Maline possédait quelques notions d’espagnol. Elle pouvait à peu près traduire. Comme après le premier SMS, elle eut l’impression lancinante que ces mots lui étaient familiers.

Elle les avait déjà entendus quelque part.

Quelque part enfouis dans la mémoire lointaine de son enfance.

13. Arrêt sur image

11 h 17, commissariat de Rouen, 9, rue Brisout-de-Barneville

Raynald Marsac faisait la gueule. Logiquement, il devait être de repos. On l’avait rappelé chez lui il y avait près de deux heures.

Ordre formel du commissaire.

Convocation !

Tout cela pour s’asseoir sur une chaise et regarder dix heures de film d’une caméra fixe sur les quais de Rouen. Passionnant ! Quand il pensait à la terrasse qu’il avait à finir dans son pavillon, ça le déprimait. Pour une fois qu’il était de repos en semaine, un jour où il faisait beau. La poisse. C’était toujours la même chose. En plus, l’inspectrice Cadinot, la pète-sec, l’avait prévenu. Il avait hérité de la bande la plus importante, celle de la caméra la plus proche du Cuauhtémoc, le voilier mexicain en face duquel on avait retrouvé le cadavre.

Il lui fallait ouvrir l’œil. Elle lui avait répété au moins cinq fois. Il n’était pas con, il avait compris. Elle lui avait conseillé de regarder en priorité la tranche horaire entre deux et six heures du matin.

Rien que cela !

Elle lui avait donné une photo du pauvre gars mexicain, et c’était tout. La seule consolation, c’était qu’il avait aussi ordre d’essayer de repérer une fille blonde, plutôt bien roulée, qui théoriquement accompagnait la victime.

Sacré métier ! Il y aurait de quoi écrire un livre. Etre payé à mater les filles ! Quand il raconterait cela aux copains… Bon, allez, il fallait rester concentré !

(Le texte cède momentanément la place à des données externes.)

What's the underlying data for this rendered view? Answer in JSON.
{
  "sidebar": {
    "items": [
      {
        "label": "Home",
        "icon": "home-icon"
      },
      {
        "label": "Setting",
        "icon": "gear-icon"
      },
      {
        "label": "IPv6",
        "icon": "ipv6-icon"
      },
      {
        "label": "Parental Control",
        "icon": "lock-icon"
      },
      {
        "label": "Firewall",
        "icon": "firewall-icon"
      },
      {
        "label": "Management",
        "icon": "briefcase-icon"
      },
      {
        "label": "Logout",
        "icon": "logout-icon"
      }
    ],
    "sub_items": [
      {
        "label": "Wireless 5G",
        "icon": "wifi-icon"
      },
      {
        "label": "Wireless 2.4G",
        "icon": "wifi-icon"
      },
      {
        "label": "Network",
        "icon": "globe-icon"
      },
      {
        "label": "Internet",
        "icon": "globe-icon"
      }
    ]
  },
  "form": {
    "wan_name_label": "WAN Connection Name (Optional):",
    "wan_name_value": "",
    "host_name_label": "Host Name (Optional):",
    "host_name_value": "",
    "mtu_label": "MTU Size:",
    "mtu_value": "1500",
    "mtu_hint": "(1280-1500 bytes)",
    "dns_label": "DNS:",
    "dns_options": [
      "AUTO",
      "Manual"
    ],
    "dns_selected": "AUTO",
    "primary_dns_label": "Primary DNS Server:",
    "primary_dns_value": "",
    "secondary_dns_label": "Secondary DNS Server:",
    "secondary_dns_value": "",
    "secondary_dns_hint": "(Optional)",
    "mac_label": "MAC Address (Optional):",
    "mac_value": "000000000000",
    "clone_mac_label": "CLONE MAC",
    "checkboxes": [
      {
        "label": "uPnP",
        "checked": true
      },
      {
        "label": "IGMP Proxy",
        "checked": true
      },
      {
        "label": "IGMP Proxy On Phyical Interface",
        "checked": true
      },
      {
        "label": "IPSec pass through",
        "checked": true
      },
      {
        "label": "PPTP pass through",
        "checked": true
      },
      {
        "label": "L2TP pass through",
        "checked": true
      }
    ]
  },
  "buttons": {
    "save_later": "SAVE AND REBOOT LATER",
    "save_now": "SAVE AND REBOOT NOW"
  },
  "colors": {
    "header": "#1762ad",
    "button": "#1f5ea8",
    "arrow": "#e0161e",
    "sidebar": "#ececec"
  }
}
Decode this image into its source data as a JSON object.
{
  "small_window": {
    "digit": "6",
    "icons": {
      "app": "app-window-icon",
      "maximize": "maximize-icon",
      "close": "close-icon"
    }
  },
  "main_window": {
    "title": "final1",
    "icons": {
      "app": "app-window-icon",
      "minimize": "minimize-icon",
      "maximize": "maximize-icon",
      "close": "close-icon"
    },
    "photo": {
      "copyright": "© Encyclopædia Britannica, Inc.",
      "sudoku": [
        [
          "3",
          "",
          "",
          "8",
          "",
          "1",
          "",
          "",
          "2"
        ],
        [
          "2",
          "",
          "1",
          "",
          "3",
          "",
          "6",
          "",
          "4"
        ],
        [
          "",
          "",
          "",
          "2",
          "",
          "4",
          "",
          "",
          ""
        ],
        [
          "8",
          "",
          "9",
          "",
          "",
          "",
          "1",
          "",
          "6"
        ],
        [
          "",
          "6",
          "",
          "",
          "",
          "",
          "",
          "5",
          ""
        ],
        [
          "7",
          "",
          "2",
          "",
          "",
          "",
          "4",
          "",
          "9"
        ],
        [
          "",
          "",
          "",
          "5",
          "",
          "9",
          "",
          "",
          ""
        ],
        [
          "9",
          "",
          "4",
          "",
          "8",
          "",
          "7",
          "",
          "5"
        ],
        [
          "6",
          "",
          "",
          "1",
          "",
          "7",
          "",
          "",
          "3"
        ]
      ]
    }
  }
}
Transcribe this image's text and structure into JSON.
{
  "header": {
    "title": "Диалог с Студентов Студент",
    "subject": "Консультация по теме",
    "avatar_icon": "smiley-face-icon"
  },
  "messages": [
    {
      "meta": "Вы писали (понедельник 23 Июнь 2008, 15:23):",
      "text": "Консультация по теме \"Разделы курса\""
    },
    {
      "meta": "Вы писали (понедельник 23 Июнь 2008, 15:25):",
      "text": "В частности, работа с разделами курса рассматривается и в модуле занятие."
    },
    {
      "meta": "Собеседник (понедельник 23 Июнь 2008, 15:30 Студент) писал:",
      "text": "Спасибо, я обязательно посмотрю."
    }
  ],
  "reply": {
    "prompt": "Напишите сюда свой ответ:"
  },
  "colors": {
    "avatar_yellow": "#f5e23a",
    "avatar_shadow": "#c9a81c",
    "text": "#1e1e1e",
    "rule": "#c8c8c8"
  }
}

Trois quarts d’heure plus tard, alors que l’horloge lumineuse de la bande affichait deux heures trente-sept du matin, Raynald Marsac écarquilla les yeux. Un détail l’intrigua. Les quais étaient quasiment déserts, maintenant. Pourtant, il apercevait un homme passant devant le Cuauhtémoc, pour s’arrêter un peu plus loin, presque à l’endroit où le corps du mexicain avait été retrouvé, devant l’embarcadère fermé d’un bateau-promenade, le Surcouf. Il attendit quelques instants, et un autre homme le rejoignit, sortant du bateau-promenade. Un marin, sans doute, ou le capitaine. Les deux individus parlaient, vivement apparemment.

Bizarre !

Bizarre, parler affaires à plus de deux heures du matin. D’autant plus bizarre que le premier homme avait une attitude un peu louche. Raynald Marsac était habitué à repérer ce genre de comportement. Le type sur la bande avait l’attitude d’un homme inquiet qui a quelque chose à se reprocher et cherche à ne pas se faire repérer.

Il saisit la télécommande, revint en arrière et repassa la bande, se positionnant plus près de l’écran. Il guetta le court moment où l’inconnu tournait son visage vers la caméra et stoppa l’image. La résolution n’était pas excellente, mais cela suffisait.